It's crazy how quickly this pregnancy has flown by. Lucy will be in my arms in 1 week, unless she decides to come early on her own. Wow! I have my last OB appointment this morning, very bittersweet because I love my doctor and her team. Taking care of a busy toddler seemed to use all of my brain cells and here I am, days away from giving birth to his little sister and it still doesn't feel real. In a way, it's been a blessing that it has flown by because this pregnancy has been physically harder than my first (never thought I'd say that!) but then again I feel like I need more time. A couple of weeks ago is when it finally sank in that I am going through another delivery, breastfeeding relationship, and postpartum period with our new baby. I am fully confident of our choice to have a scheduled repeat C section but the thought of it (or any labor/delivery) is very scary. I got a sinking feeling in my stomach when I remembered the pain I went through bringing a baby into this world and that it was happening again. Unlike last time, never have given birth before, I know what to expect. This doesn't sway my decision at all, it gives me the opportunity to be specific and intentional with my prayer time and what I am asking for from the Lord for Lucy's birth.
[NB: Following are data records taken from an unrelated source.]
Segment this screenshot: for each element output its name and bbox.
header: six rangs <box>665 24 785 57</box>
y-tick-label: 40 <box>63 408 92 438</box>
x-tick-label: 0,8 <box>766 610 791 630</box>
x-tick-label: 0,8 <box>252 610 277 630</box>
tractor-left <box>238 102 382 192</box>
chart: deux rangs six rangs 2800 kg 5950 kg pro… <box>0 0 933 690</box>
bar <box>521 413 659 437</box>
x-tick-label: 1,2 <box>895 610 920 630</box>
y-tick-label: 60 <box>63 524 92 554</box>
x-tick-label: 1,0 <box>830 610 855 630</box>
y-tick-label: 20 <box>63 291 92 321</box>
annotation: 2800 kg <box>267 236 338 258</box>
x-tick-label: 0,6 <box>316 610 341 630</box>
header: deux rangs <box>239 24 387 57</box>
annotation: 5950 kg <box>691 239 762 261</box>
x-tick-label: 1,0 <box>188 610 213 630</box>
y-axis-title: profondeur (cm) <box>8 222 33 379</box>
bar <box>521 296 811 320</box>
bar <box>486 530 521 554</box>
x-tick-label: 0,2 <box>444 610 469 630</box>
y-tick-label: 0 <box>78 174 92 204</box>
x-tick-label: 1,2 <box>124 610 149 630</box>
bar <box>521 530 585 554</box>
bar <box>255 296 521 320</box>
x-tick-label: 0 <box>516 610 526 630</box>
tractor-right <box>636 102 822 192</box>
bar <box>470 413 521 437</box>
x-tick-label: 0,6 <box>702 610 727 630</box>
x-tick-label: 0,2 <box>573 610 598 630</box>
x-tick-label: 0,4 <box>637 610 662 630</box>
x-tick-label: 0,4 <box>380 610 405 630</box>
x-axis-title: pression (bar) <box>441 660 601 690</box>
Just like in parenthood, there is only so much the world can offer during hard seasons and I've learned that answers aren't promised but God never fails. It is so comforting (and incredible!) knowing that HE KNOWS Lucy already. Psalm 139:13 reminds me that it is not by my account but His that she was knit together in my womb. AndJeremiah 1:5reminds me that long before I walked the earth, the Lord knew her and had an intricate plan for her life. He knows her purpose, her mission, how many hairs she has on her head, and her birth story. Worry and anxiety won't change what was written in the stars before time began. I've watched the Lord abundantly bless my family throughout Ford's life and I know it's not just possible for Lucy, it will happen.
This pregnancy has been hard and navigating life with a toddler is emotionally and physically exhausting but my prayer throughout has been for God's glory and fame to be evident. I wrote down my prayers for Ford's birth before having him and as we get closer to meeting Lucy Joy, I wanted to write down my prayers and ask for yours. If you feel the urge or desire to pray along with us, we'd be ever so grateful. God listens to those who stand in awe of His greatness, goodness, and power, Lord hear our prayers.
Commit to the Lord whatever you do -Proverbs 16:3
I ask that as I prepare for her birth, I commit my worries, fears, and even physical pain to the Lord and not lean on my own understanding. I ask for peace, comfort, and safety as I use this birth for His glory alone. I commit my anxiety about the love I will have to offer Lucy to Him because I know He chose me as her mother and will expand my heart immensely. I will NOT feel guilty as I become a mother of 2 because He doesn't feel guilt when He loves us wildly. What a wonderful example of a Father He is, loving each one of us humbly, graciously, and without end.
You will keep him in perfect peace, whose mind is stayed on You because he trusts in You. -Isaiah 26:3
I pray for a clear and focused mind before and during my surgery. I ask for freedom of worry and increased trust in knowing the pains of her birth are fleeting and a part the Fall. Fruit can grow where He is, even among pain and suffering. I won't know until the morning of her birth if I will be able to be awake during the surgery and I am so calm and confident at this point that His will be done. I will NOT let the possible outcomes and anxiety steal this joy I have! Her birth story is perfect in His eyes and I pray I can view, accept, and believe in my heart that it is perfect for me. Even though I know her story is already written, I am fervently praying that my blood platelets are high enough that I can be awake for my surgery and that Jon can join me, I covet your prayers for this too.
Come to me all who labor and are heavy laden, I will give rest. -Matthew 11:28
My body has definitely been slowing down the last few weeks and I know the pain of recovery is coming. Not only physical pain but the emotional roller coaster of having a new baby can often leave you feeling empty and with a lack of purpose. I pray that I am vulnerable to the Lord's work in my life and mold-able as His disciple. I know God's grace is more than enough to sustain me through weariness, pain, restless nights, and change.
Behold, children are a gift of the Lord, the fruit of the womb is a reward! -Psalm 127:3
Yes God! I pray that I will cling to this scripture when motherhood is trying. I was called to this and God gave me the time, talents, and gifts to raise my children in His kingdom. I pray that I can live the gospel in the little details of life that no one sees... the butt wiping, milk feeding, toy organizing days that seem so mundane. I pray that I can walk with my children and grow them up inside the fullness and beauty of the gospel. I want to cling to the cross and not to my own understanding because this world can be an insensitive, mean, empty place. I want to sing His praises in the trenches, thanking Him for the hope of the cross!